Взял как-то областную газету, смотрит, а в ней через две страницы заголовок:
«Они своим трудом укрепляют дело мира». И под этим заголовком — статейка про него и портрет его напечатан.
Игнату, понятно, радостно стало. Глянул на другую страницу: Нюрка с листа смотрит на него, улыбается…
А внизу под портретом подпись: «Знатная доярка колхоза «Красный партизан» Анна Ильинична Лукьянова, надоившая от пятнадцати коров по две с половиной тысячи литров молока от каждой».
Так вот они и встретились за эти два года только один раз, да и то на газетном листе.
Видишь, какие дела в нынешнее время случаются… Стали все замечать, что Игнат после той газеты неспокойный сделался и сна лишился. Встанет среди ночи и ходит из угла в угол и папироску за папироской курит… А тут вскоре начались по всей стране дела одно другого важнее. Никита Сергеевич Хрущев с докладом выступил. Стали лучших людей с заводов на деревню посылать.
Заводит с Игнатом беседу секретарь парткома: «Ну как, Игнат Трофимович, с постановлением январского Пленума ЦК ознакомились?» — «Ознакомился», — говорит Игнат. «Ну и что скажете? Вы, я слышал, сами из деревни?» — «Да, — отвечает Игнат, — все мои деды-прадеды землей жили, и меня, скажу откровенно, деревня к себе тянет». — «Так в чем же дело, — говорит секретарь, — поезжайте в село.
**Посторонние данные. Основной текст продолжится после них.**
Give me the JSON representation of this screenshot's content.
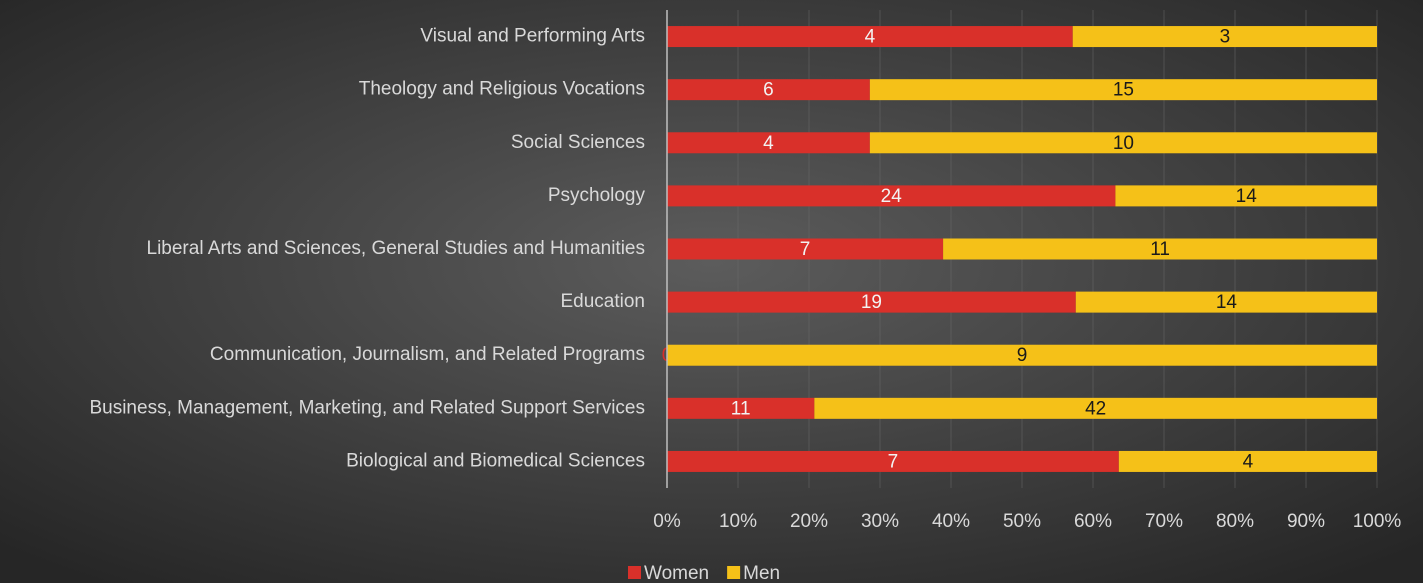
{
  "chart_data": {
    "type": "bar_stacked_percent",
    "orientation": "horizontal",
    "categories": [
      "Visual and Performing Arts",
      "Theology and Religious Vocations",
      "Social Sciences",
      "Psychology",
      "Liberal Arts and Sciences, General Studies and Humanities",
      "Education",
      "Communication, Journalism, and Related Programs",
      "Business, Management, Marketing, and Related Support Services",
      "Biological and Biomedical Sciences"
    ],
    "series": [
      {
        "name": "Women",
        "color": "#d9302a",
        "label_color": "#f2f2f2",
        "values": [
          4,
          6,
          4,
          24,
          7,
          19,
          0,
          11,
          7
        ]
      },
      {
        "name": "Men",
        "color": "#f5c118",
        "label_color": "#1a1a1a",
        "values": [
          3,
          15,
          10,
          14,
          11,
          14,
          9,
          42,
          4
        ]
      }
    ],
    "xlim": [
      0,
      100
    ],
    "xticks": [
      {
        "value": 0,
        "label": "0%"
      },
      {
        "value": 10,
        "label": "10%"
      },
      {
        "value": 20,
        "label": "20%"
      },
      {
        "value": 30,
        "label": "30%"
      },
      {
        "value": 40,
        "label": "40%"
      },
      {
        "value": 50,
        "label": "50%"
      },
      {
        "value": 60,
        "label": "60%"
      },
      {
        "value": 70,
        "label": "70%"
      },
      {
        "value": 80,
        "label": "80%"
      },
      {
        "value": 90,
        "label": "90%"
      },
      {
        "value": 100,
        "label": "100%"
      }
    ],
    "grid": true,
    "legend": "bottom"
  }
}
Сейчас там такие, как вы, нужны».
Игнат даже засмеялся. «Да я, — говорит, — уже неделю заявление в кармане ношу, да отдать его не решаюсь. Боюсь, как бы за летуна меня не посчитали. Вчера из деревни в город явился, сегодня — опять в деревню».
Секретарь тоже засмеялся. «Нет, — говорит, — Игнат Трофимович, на летуна вы не похожи. А насчет деревни вы правильно решили. Поезжайте».
И появился Игнат опять в наших местах. Приехал он ранней весной. Снег на полях еще не совсем сошел, землю морозцем легким прихватило. Со станции до села шесть километров, а он и подводы не стал дожидаться, пешком пошел. А дорога, сам знаешь, возле МТФ петлю дает. И только Игнат мимо коровника прошел, как столкнулся нос к носу с Нюркой.
Увидела она его, побледнела, за березку рукой схватилась: «Здравствуйте, Игнат Трофимыч. С приездом вас».
«Здравствуйте, Анна Ильинична», — отвечает Игнат и мимо пройти хочет. А она ему дорогу загораживает. Глаза вниз опустила, кончик платка теребит.
«Вы меня за прошлое простите, Игнат Трофимыч. Молодая я была, глупая. Счастья своего разглядеть не сумела».
А у самой в глазах — слезы. Такие-то вот дела…
Афанасий замолчал, прислушиваясь. Издалека послышались шаги, потом до амбаров долетел женский смех.
— Концерт кончился. Из клуба народ идет, — сказал Афанасий и поглядел на дорогу.
Показались люди, едва различимые в сумерках.
Уже совсем близко заливисто, с переборами заиграл баян.
— Алешка Звездин играет, — усмехнулся Афанасий. — Ишь как с переборами выводит, шельма! Двадцать девять лет стервецу, а он все в женихах ходит. У-у-у, беспутная душа.
Две тени — одна высокая, мужская, другая пониже, женская — отделились от толпы.
— Дай-ка, Петрович, прикурить, — попросил мужчина густым, приглушенным басом.
Афанасий чиркнул спичкой.
Огонь на миг осветил крупное большелобое лицо и большие сильные руки.
Мужчина закурил и, попрощавшись, пошел к дороге, на ходу беря спутницу свою под руку.
Афанасий проводил их долгим задумчивым взглядом и, тихонько засмеявшись, повернулся ко мне:
— Знаешь, это кто?
И тут же пояснил:
— Нюрка с Игнатом… Из клуба идут.
Он покачал головой, усмехнулся. Потом вздохнул, должно быть, вспоминая свою молодость, и задумался.
Я взглянул на дорогу. Далеко на западе небо по-прежнему изредка вспыхивало мимолетным блеском зарниц и, хотя темнота стала гуще, еще можно было различить на фоне серого неба неясные фигуры людей. Вот они поднялись на пригорок, поравнялись с одинокой ветлой, росшей у самой дороги…
Темные расплывчатые очертания мелькнули раз, другой и растворились во мраке.